I have an epic weekend planned. I'm running the new Coast Mountain Trail Series course for Buckin' Hell which goes up and down Mount Seymour on two different faces this Saturday. It has 4300' feet of ascent and 4300' feet of descent in 21k. Yup, that's 8600' feet of elevation change in a short distance. It's the equivalent of a 43,000' foot 100k if you extrapolated the elevation change over a longer distance (or just ran it five times)! It's the perfect scenario to practice my uphill on some of the gnarliest terrain on the north shore.

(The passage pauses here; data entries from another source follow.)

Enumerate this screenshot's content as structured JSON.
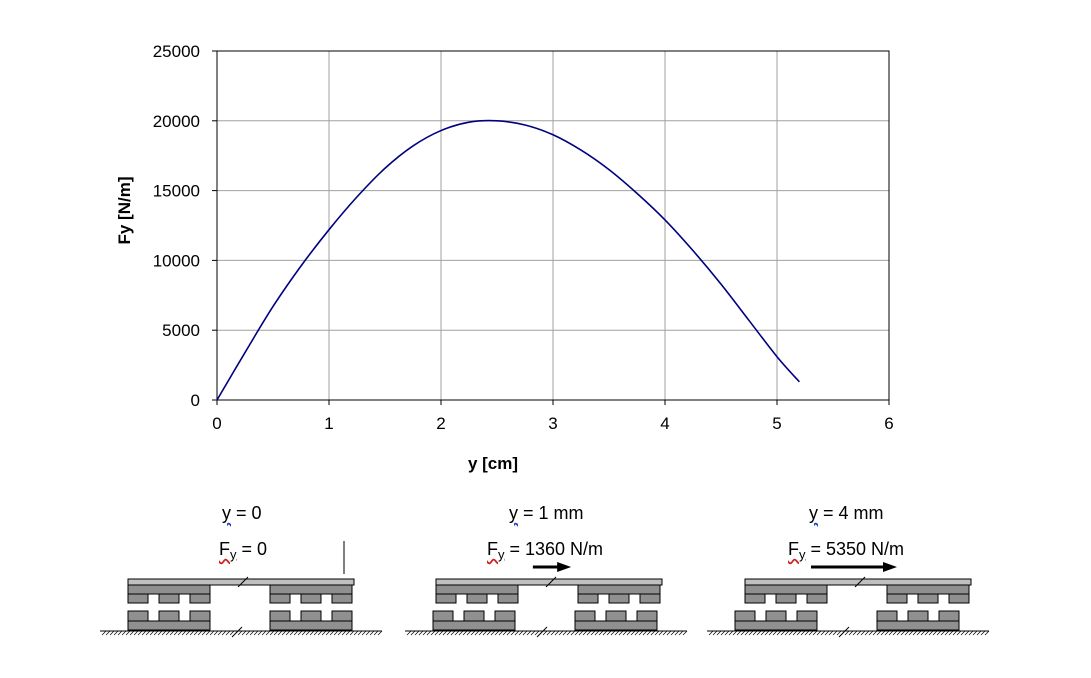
{
  "chart_data": {
    "type": "line",
    "title": "",
    "xlabel": "y [cm]",
    "ylabel": "Fy [N/m]",
    "xlim": [
      0,
      6
    ],
    "ylim": [
      0,
      25000
    ],
    "x_ticks": [
      "0",
      "1",
      "2",
      "3",
      "4",
      "5",
      "6"
    ],
    "y_ticks": [
      "0",
      "5000",
      "10000",
      "15000",
      "20000",
      "25000"
    ],
    "grid": true,
    "legend": "none",
    "series": [
      {
        "color": "#000080",
        "x": [
          0,
          0.25,
          0.5,
          0.75,
          1.0,
          1.25,
          1.5,
          1.75,
          2.0,
          2.25,
          2.5,
          2.75,
          3.0,
          3.25,
          3.5,
          3.75,
          4.0,
          4.25,
          4.5,
          4.75,
          5.0,
          5.2
        ],
        "y": [
          0,
          3400,
          6700,
          9600,
          12200,
          14550,
          16600,
          18200,
          19300,
          19900,
          20000,
          19700,
          19000,
          17900,
          16500,
          14800,
          12900,
          10700,
          8300,
          5700,
          3100,
          1300
        ]
      }
    ]
  },
  "panels": [
    {
      "y_var": "y",
      "y_rest": " = 0",
      "f_var": "F",
      "f_sub": "y",
      "f_rest": " = 0",
      "force": 0
    },
    {
      "y_var": "y",
      "y_rest": " = 1 mm",
      "f_var": "F",
      "f_sub": "y",
      "f_rest": " = 1360 N/m",
      "force": 1360
    },
    {
      "y_var": "y",
      "y_rest": " = 4 mm",
      "f_var": "F",
      "f_sub": "y",
      "f_rest": " = 5350 N/m",
      "force": 5350
    }
  ],
  "colors": {
    "curve": "#000080",
    "grid": "#a0a0a0",
    "magnet_fill": "#909090",
    "plate_fill": "#c0c0c0"
  }
}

Buckin' Hell: New Course for 2014

Then on Sunday there's the Squamish 50 Orientation run that will take us up and down Debeck's Hill, and then up Galactic Scheisse and down Powersmart for an approx ascent of over 5000' feet and 10,000' feet of elevation change in 37 kilometres of distance. All on fatigued legs, which is perfect because that's what we do in Ultra training. We race on Saturday and then do long runs on Sunday. We're cool like that.


Squamish 50 is a mere eight weeks away (wait, what?!). I'm doing the 50k distance this year, and helping co-ordinate logistics on the 50 miler the day before, so it'll be an epic weekend!
Then four weeks after that is Meet Your Maker 50 Mile. The season sneaks up fast, and I'm super stoked to finally know (at least academically) how to run uphill now! I also embrace it with a positive, fun and much more relaxed approach mentally, instead of the old dread, fear and angst of days past. It makes a huge difference. --[ UPDATE!! Just got an email as of June 19th, that Meet Your Maker has been cancelled. Boo. Will look for another race! ]

Of Mice and Men (or dogs) Squamish
A bunch of our friends did the Vancouver 100 two weekends ago, and seeing them push through, as we helped crew and pace their day was amazing and inspiring. It makes your own personal training that much more focused and the determination to join their ranks, feel success and push the boundaries as simply epic.

Have fun out there, and I'll catch ya on the downhill!